Ayira llamaba por su nombre de pila al señor Hortuño, siempre y cuando la señora no estuviera presente. Era una confianza que se había tomado desde que le conoció en Haití. Ayira se sintió en deuda con él desde el día en que le salvó la vida. Ella, como gratitud, le dijo que le serviría si así lo estimaba conveniente.

El señor Hortuño se había hecho rico con el transporte marítimo, viajaba del viejo continente a las Américas en varios barcos de bandera francesa. Desde allí, transportaba cacao, algodón y el índigo, planta de la que salía una tintura azulada no vista hasta la fecha y que causaba furor en las clases altas de París.

Corría el año 1882, habían pasado ya tres años de aquello cuando el señor Hortuño le ofreció la posibilidad de trabajar para él en el servicio de su nueva casa, una vivienda colonial con un vasto jardín situada en un pequeño pueblo pesquero de Galicia, al norte de España. Ella le contestó que cualquier parte del mundo sería mejor que aquella isla maldita y que, mientras viviera, estaría a su servicio.

El señor Hortuño dobló el periódico que estaba leyendo y exhaló el humo de su pipa.

—Avise a mi esposa y a mi hija de que la cena está dispuesta, por favor.

—Así lo haré, señor Yago —contestó mientras asentía con la cabeza.

Ayira salió del salón y atravesó el comedor que daba al distribuidor principal de la casa, donde se aferraba a un pasamanos de madera. En el centro de la estancia, una imponente escalera de caoba la llevaba en volandas a la segunda planta y, allí, un pasillo a ambos lados servía de distribuidor a las habitaciones. Tocó un par de veces con los nudillos la puerta de la habitación más oriental de la casa. La señora había decidido que allí se edificaría la habitación conyugal, ya que, por su orientación, vería cómo salía el sol por el horizonte al abrir la ventana. Así, llenaría de luz la habitación, además de ser la primera casa del pueblo en ver el amanecer.

Volvió a insistir y tocó otra vez con los nudillos.

—Señora Inés, la cena está preparada.

—Gracias, Ayira, ya bajo. Avisa a Blanca, por favor.

—A su servicio, señora.

Ayira bordeó el pasillo hasta la última habitación y abrió la puerta sin llamar. La joven estaba sentada y ensimismada en su tocador. Intentaba alisar los rizos de su enredado pelo rubio.

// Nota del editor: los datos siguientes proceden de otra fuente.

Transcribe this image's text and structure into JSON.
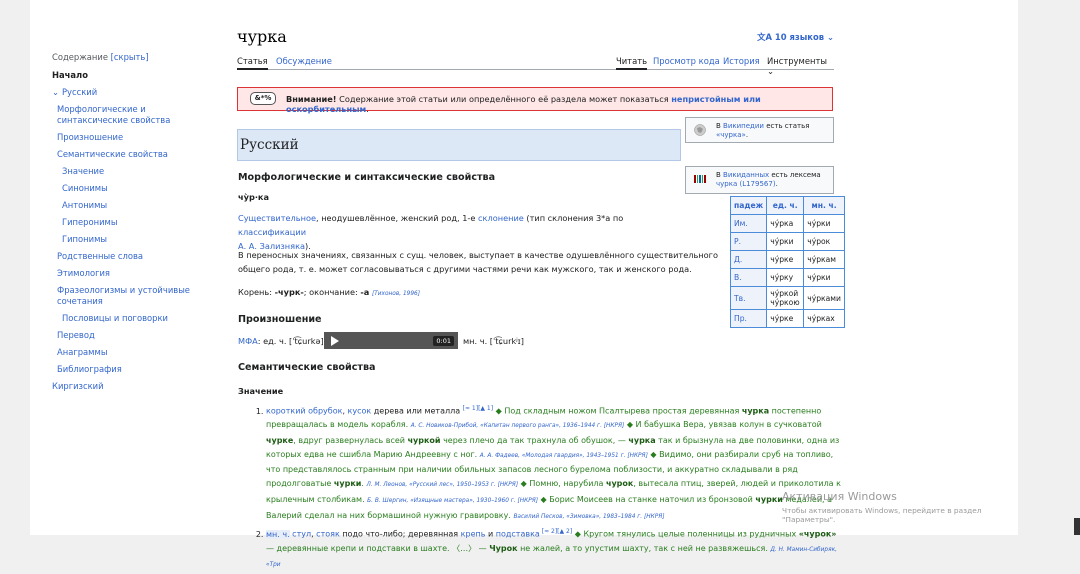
{
  "toc": {
    "header": "Содержание",
    "hide": "[скрыть]",
    "start": "Начало",
    "items": [
      {
        "label": "Русский",
        "level": 1
      },
      {
        "label": "Морфологические и синтаксические свойства",
        "level": 2
      },
      {
        "label": "Произношение",
        "level": 2
      },
      {
        "label": "Семантические свойства",
        "level": 2
      },
      {
        "label": "Значение",
        "level": 3
      },
      {
        "label": "Синонимы",
        "level": 3
      },
      {
        "label": "Антонимы",
        "level": 3
      },
      {
        "label": "Гиперонимы",
        "level": 3
      },
      {
        "label": "Гипонимы",
        "level": 3
      },
      {
        "label": "Родственные слова",
        "level": 2
      },
      {
        "label": "Этимология",
        "level": 2
      },
      {
        "label": "Фразеологизмы и устойчивые сочетания",
        "level": 2
      },
      {
        "label": "Пословицы и поговорки",
        "level": 3
      },
      {
        "label": "Перевод",
        "level": 2
      },
      {
        "label": "Анаграммы",
        "level": 2
      },
      {
        "label": "Библиография",
        "level": 2
      },
      {
        "label": "Киргизский",
        "level": 1
      }
    ]
  },
  "title": "чурка",
  "languages": "10 языков",
  "tabs": {
    "article": "Статья",
    "talk": "Обсуждение",
    "read": "Читать",
    "view_source": "Просмотр кода",
    "history": "История",
    "tools": "Инструменты"
  },
  "warning": {
    "icon_text": "&*%",
    "bold": "Внимание!",
    "text": " Содержание этой статьи или определённого её раздела может показаться ",
    "link": "непристойным или оскорбительным",
    "end": "."
  },
  "section_russian": "Русский",
  "morph": {
    "heading": "Морфологические и синтаксические свойства",
    "syllables": "чу̀р·ка",
    "p1_link1": "Существительное",
    "p1_text1": ", неодушевлённое, женский род, 1-е ",
    "p1_link2": "склонение",
    "p1_text2": " (тип склонения 3*a по ",
    "p1_link3": "классификации",
    "p1_link4": "А. А. Зализняка",
    "p1_text3": ").",
    "p2": "В переносных значениях, связанных с сущ. человек, выступает в качестве одушевлённого существительного общего рода, т. е. может согласовываться с другими частями речи как мужского, так и женского рода.",
    "root_label": "Корень: ",
    "root": "-чурк-",
    "ending_label": "; окончание: ",
    "ending": "-а",
    "source": "[Тихонов, 1996]"
  },
  "pron": {
    "heading": "Произношение",
    "ipa": "МФА",
    "sg": ": ед. ч. [ˈt͡ɕurkə]",
    "pl": "мн. ч. [ˈt͡ɕurkʲɪ]",
    "audio_time": "0:01"
  },
  "sem": {
    "heading": "Семантические свойства",
    "sub": "Значение"
  },
  "wiki_box": {
    "pre": "В ",
    "link": "Википедии",
    "mid": " есть статья ",
    "article": "«чурка»",
    "end": "."
  },
  "wikidata_box": {
    "pre": "В ",
    "link": "Викиданных",
    "mid": " есть лексема ",
    "lexeme": "чурка (L179567)",
    "end": "."
  },
  "declension": {
    "headers": [
      "падеж",
      "ед. ч.",
      "мн. ч."
    ],
    "rows": [
      [
        "Им.",
        "чу́рка",
        "чу́рки"
      ],
      [
        "Р.",
        "чу́рки",
        "чу́рок"
      ],
      [
        "Д.",
        "чу́рке",
        "чу́ркам"
      ],
      [
        "В.",
        "чу́рку",
        "чу́рки"
      ],
      [
        "Тв.",
        "чу́ркой чу́ркою",
        "чу́рками"
      ],
      [
        "Пр.",
        "чу́рке",
        "чу́рках"
      ]
    ]
  },
  "meanings": [
    {
      "html_parts": [
        {
          "t": "короткий обрубок",
          "c": "lnk"
        },
        {
          "t": ", ",
          "c": ""
        },
        {
          "t": "кусок",
          "c": "lnk"
        },
        {
          "t": " дерева или металла ",
          "c": ""
        },
        {
          "t": "[≈ 1][▲ 1]",
          "c": "sup"
        },
        {
          "t": " ◆ Под складным ножом Псалтырева простая деревянная ",
          "c": "green"
        },
        {
          "t": "чурка",
          "c": "greenb"
        },
        {
          "t": " постепенно превращалась в модель корабля. ",
          "c": "green"
        },
        {
          "t": "А. С. Новиков-Прибой, «Капитан первого ранга», 1936–1944 г. [НКРЯ]",
          "c": "src"
        },
        {
          "t": " ◆ И бабушка Вера, увязав колун в сучковатой ",
          "c": "green"
        },
        {
          "t": "чурке",
          "c": "greenb"
        },
        {
          "t": ", вдруг развернулась всей ",
          "c": "green"
        },
        {
          "t": "чуркой",
          "c": "greenb"
        },
        {
          "t": " через плечо да так трахнула об обушок, — ",
          "c": "green"
        },
        {
          "t": "чурка",
          "c": "greenb"
        },
        {
          "t": " так и брызнула на две половинки, одна из которых едва не сшибла Марию Андреевну с ног. ",
          "c": "green"
        },
        {
          "t": "А. А. Фадеев, «Молодая гвардия», 1943–1951 г. [НКРЯ]",
          "c": "src"
        },
        {
          "t": " ◆ Видимо, они разбирали сруб на топливо, что представлялось странным при наличии обильных запасов лесного бурелома поблизости, и аккуратно складывали в ряд продолговатые ",
          "c": "green"
        },
        {
          "t": "чурки",
          "c": "greenb"
        },
        {
          "t": ". ",
          "c": "green"
        },
        {
          "t": "Л. М. Леонов, «Русский лес», 1950–1953 г. [НКРЯ]",
          "c": "src"
        },
        {
          "t": " ◆ Помню, нарубила ",
          "c": "green"
        },
        {
          "t": "чурок",
          "c": "greenb"
        },
        {
          "t": ", вытесала птиц, зверей, людей и приколотила к крылечным столбикам. ",
          "c": "green"
        },
        {
          "t": "Б. В. Шергин, «Изящные мастера», 1930–1960 г. [НКРЯ]",
          "c": "src"
        },
        {
          "t": " ◆ Борис Моисеев на станке наточил из бронзовой ",
          "c": "green"
        },
        {
          "t": "чурки",
          "c": "greenb"
        },
        {
          "t": " медалей, а Валерий сделал на них бормашиной нужную гравировку. ",
          "c": "green"
        },
        {
          "t": "Василий Песков, «Зимовка», 1983–1984 г. [НКРЯ]",
          "c": "src"
        }
      ]
    },
    {
      "html_parts": [
        {
          "t": "мн. ч.",
          "c": "lnkbg"
        },
        {
          "t": " ",
          "c": ""
        },
        {
          "t": "стул",
          "c": "lnk"
        },
        {
          "t": ", ",
          "c": ""
        },
        {
          "t": "стояк",
          "c": "lnk"
        },
        {
          "t": " подо что-либо; деревянная ",
          "c": ""
        },
        {
          "t": "крепь",
          "c": "lnk"
        },
        {
          "t": " и ",
          "c": ""
        },
        {
          "t": "подставка",
          "c": "lnk"
        },
        {
          "t": " [≈ 2][▲ 2]",
          "c": "sup"
        },
        {
          "t": " ◆ Кругом тянулись целые поленницы из рудничных ",
          "c": "green"
        },
        {
          "t": "«чурок»",
          "c": "greenb"
        },
        {
          "t": " — деревянные крепи и подставки в шахте. 〈…〉 — ",
          "c": "green"
        },
        {
          "t": "Чурок",
          "c": "greenb"
        },
        {
          "t": " не жалей, а то упустим шахту, так с ней не развяжешься. ",
          "c": "green"
        },
        {
          "t": "Д. Н. Мамин-Сибиряк, «Три",
          "c": "src"
        }
      ]
    }
  ],
  "activation": {
    "title": "Активация Windows",
    "text": "Чтобы активировать Windows, перейдите в раздел \"Параметры\"."
  }
}
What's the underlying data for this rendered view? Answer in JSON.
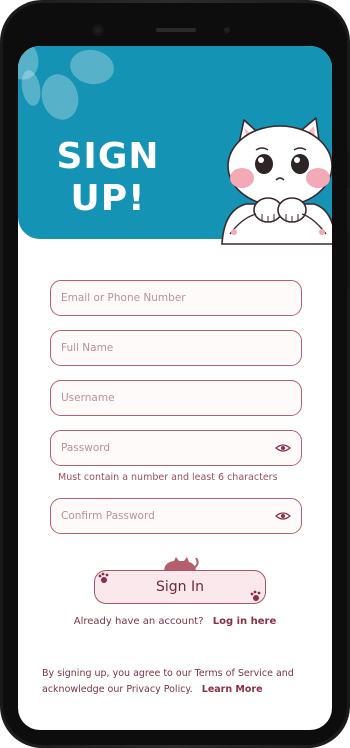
{
  "header": {
    "title_line1": "SIGN",
    "title_line2": "UP!",
    "background_color": "#1593b4"
  },
  "form": {
    "email": {
      "placeholder": "Email or Phone Number"
    },
    "full_name": {
      "placeholder": "Full Name"
    },
    "username": {
      "placeholder": "Username"
    },
    "password": {
      "placeholder": "Password",
      "hint": "Must contain a number and least 6 characters",
      "icon": "eye-icon"
    },
    "confirm_password": {
      "placeholder": "Confirm Password",
      "icon": "eye-icon"
    },
    "border_color": "#b65f6c"
  },
  "actions": {
    "sign_in_label": "Sign In",
    "login_prompt": "Already have an account?",
    "login_link": "Log in here"
  },
  "footer": {
    "terms_text": "By signing up, you agree to our Terms of Service and acknowledge our Privacy Policy.",
    "learn_more": "Learn More"
  },
  "colors": {
    "accent": "#8c2e44",
    "button_fill": "#fbe8ec"
  }
}
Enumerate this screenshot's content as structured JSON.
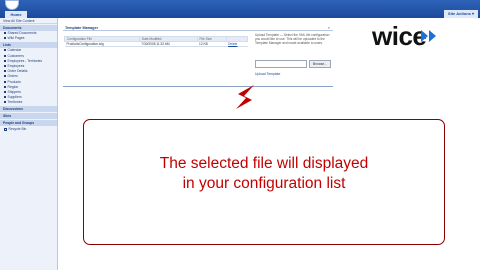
{
  "topbar": {
    "home_tab": "Home",
    "site_actions": "Site Actions ▾"
  },
  "sidebar": {
    "header": "View All Site Content",
    "groups": [
      {
        "label": "Documents",
        "items": [
          "Shared Documents",
          "Wiki Pages"
        ]
      },
      {
        "label": "Lists",
        "items": [
          "Calendar",
          "Customers",
          "Employees - Territories",
          "Employees",
          "Order Details",
          "Orders",
          "Products",
          "Region",
          "Shippers",
          "Suppliers",
          "Territories"
        ]
      }
    ],
    "discussions": "Discussions",
    "sites": "Sites",
    "people": "People and Groups",
    "recycle": "Recycle Bin"
  },
  "main": {
    "panel_title": "Template Manager",
    "panel_close": "×",
    "table": {
      "headers": [
        "Configuration File",
        "Date Modified",
        "File Size",
        ""
      ],
      "rows": [
        {
          "file": "ProductsConfiguration.wlg",
          "date": "7/30/2008 11:32 AM",
          "size": "12 KB",
          "action": "Delete"
        }
      ]
    },
    "description": "Upload Template — Select the XML file configuration you would like to use. This will be uploaded to the Template Manager and made available to users.",
    "browse_label": "Browse...",
    "upload_link": "Upload Template"
  },
  "logo": {
    "text": "wice"
  },
  "callout": {
    "line1": "The selected file will displayed",
    "line2": "in your configuration list"
  },
  "colors": {
    "topbar": "#1b4a9c",
    "sidebar_bg": "#edf2fa",
    "callout_text": "#c40000",
    "callout_border": "#8b0000",
    "logo_arrows": "#1e6fd9"
  }
}
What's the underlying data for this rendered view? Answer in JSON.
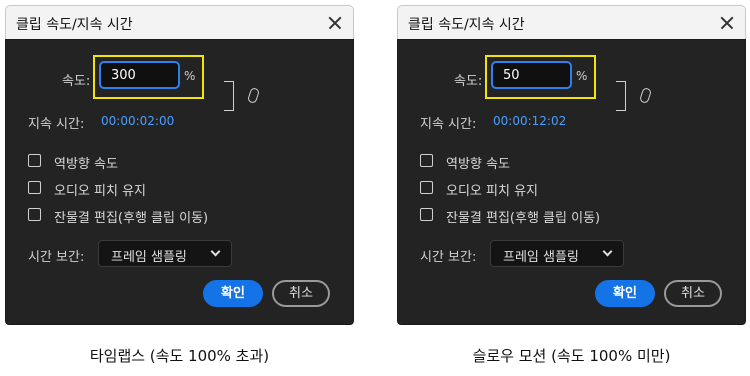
{
  "dialogs": [
    {
      "title": "클립 속도/지속 시간",
      "speed_label": "속도:",
      "speed_value": "300",
      "percent_symbol": "%",
      "duration_label": "지속 시간:",
      "duration_value": "00:00:02:00",
      "checkboxes": [
        {
          "label": "역방향 속도",
          "checked": false
        },
        {
          "label": "오디오 피치 유지",
          "checked": false
        },
        {
          "label": "잔물결 편집(후행 클립 이동)",
          "checked": false
        }
      ],
      "interpolation_label": "시간 보간:",
      "interpolation_value": "프레임 샘플링",
      "ok_label": "확인",
      "cancel_label": "취소"
    },
    {
      "title": "클립 속도/지속 시간",
      "speed_label": "속도:",
      "speed_value": "50",
      "percent_symbol": "%",
      "duration_label": "지속 시간:",
      "duration_value": "00:00:12:02",
      "checkboxes": [
        {
          "label": "역방향 속도",
          "checked": false
        },
        {
          "label": "오디오 피치 유지",
          "checked": false
        },
        {
          "label": "잔물결 편집(후행 클립 이동)",
          "checked": false
        }
      ],
      "interpolation_label": "시간 보간:",
      "interpolation_value": "프레임 샘플링",
      "ok_label": "확인",
      "cancel_label": "취소"
    }
  ],
  "captions": [
    "타임랩스 (속도 100% 초과)",
    "슬로우 모션 (속도 100% 미만)"
  ],
  "colors": {
    "dialog_bg": "#232323",
    "titlebar_bg": "#f3f3f3",
    "accent_blue": "#1473e6",
    "input_focus": "#2f80ed",
    "duration_text": "#4a9eff",
    "highlight_yellow": "#f2e40a"
  },
  "icons": {
    "close": "close-icon",
    "link": "chain-link-icon",
    "dropdown": "chevron-down-icon"
  }
}
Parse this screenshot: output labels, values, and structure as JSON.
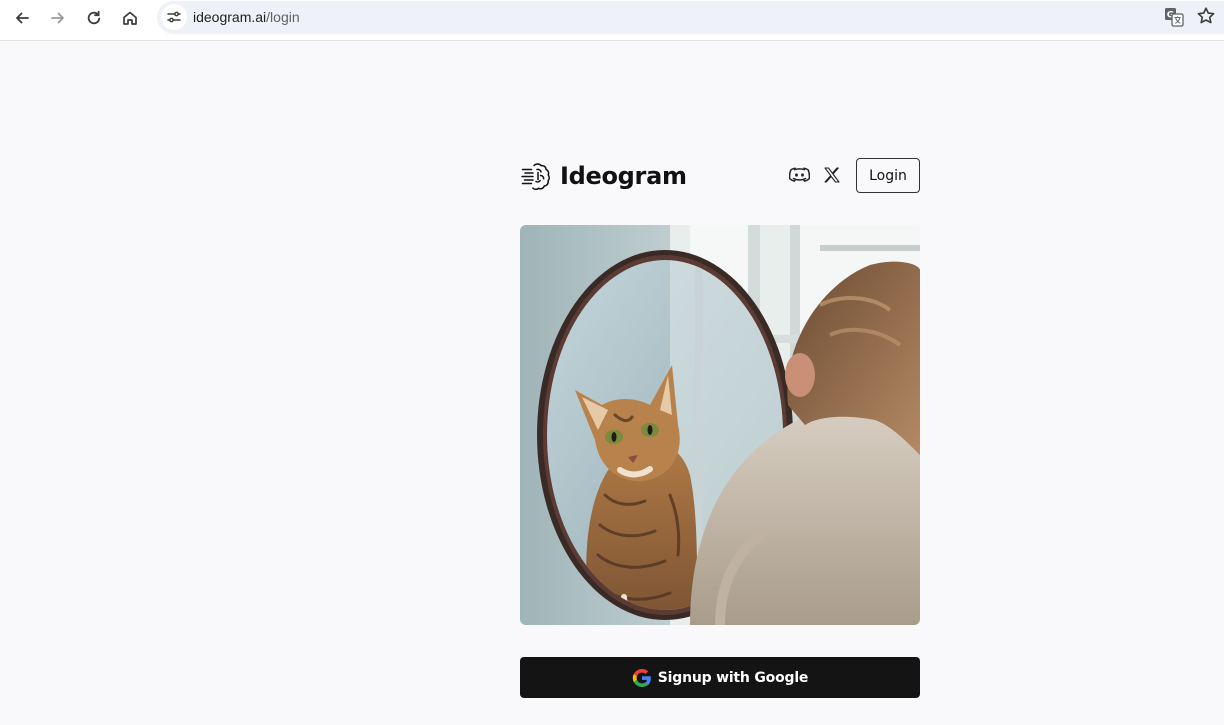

—¡Blanca, vamos!, ¡la cena está lista! —le gritó suavemente Ayira dando un par de palmadas—. ¡Deja ya de admirarte en el espejo! ¡Y a ver si comes más, que estás muy flaca!, ¡así nunca vas a tener pretendientes!

Blanca dejó su ensimismamiento.

—Ya bajo, yaya. —miró a Ayira a través del espejo y le regaló una amplia y bonita sonrisa juvenil.

Para Blanca, Ayira era más que una sirvienta, era la persona que más sabía de sus más íntimos secretos y anhelos. Existía una complicidad entre ellas que nunca tendría con su madre.

Ayira bajó las escaleras y se adentró en la gran cocina. Retiró del fuego la sopa a base de berzas, repollo y patata. Mientras tanto, en el horno terminaba de hacerse un asado a fuego lento.

Probó la sopa, estaba a su gusto. Su cara cambió repentinamente de expresión, un rictus serio se adueñó de sus labios. Los ojos, muy abiertos, parecían salirse de sus órbitas. Repitió unas palabras en voz baja varias veces, extrajo de su mandil un tubo de ensayo y derramó su contenido en la sopa. Cerró los ojos y, al volver a abrirlos, escupió en el interior de la olla una y otra vez.

Desde lo lejos del comedor, llegó la voz del señor Hortuño:

—¡Ayira!, ¡ya puedes empezar a servir la mesa!

Ella respiró hondo y salió con la sopera humeante como una agradable y servil criada.

Cada uno de los componentes de la familia Hortuño estaba ya sentado en su disposición habitual. A un lado de la mesa presidía el señor Hortuño, mientras que, a cada lado, le flanqueaban la señora Inés y su hija Blanca.

Colocó la sopera en el centro de la mesa y sirvió cada uno de los platos. Después, con la sopera casi vacía, se acercó hacia el señor para servirle más. Él levantó la mano para indicarle que era suficiente. Ayira aprovechó ese momento para agacharse levemente y arrancarle un botón de su chaqueta sin que él se diera cuenta.

Al terminar la cena, los señores y la señorita Blanca se retiraron a sus respectivos dormitorios. Empezaba a anochecer y el otoño hacía que los días se acortasen. Ayira recogió la mesa y fregó pacientemente la vajilla, los cubiertos y los demás utensilios que había usado. Salió de la cocina y atravesó el recibidor.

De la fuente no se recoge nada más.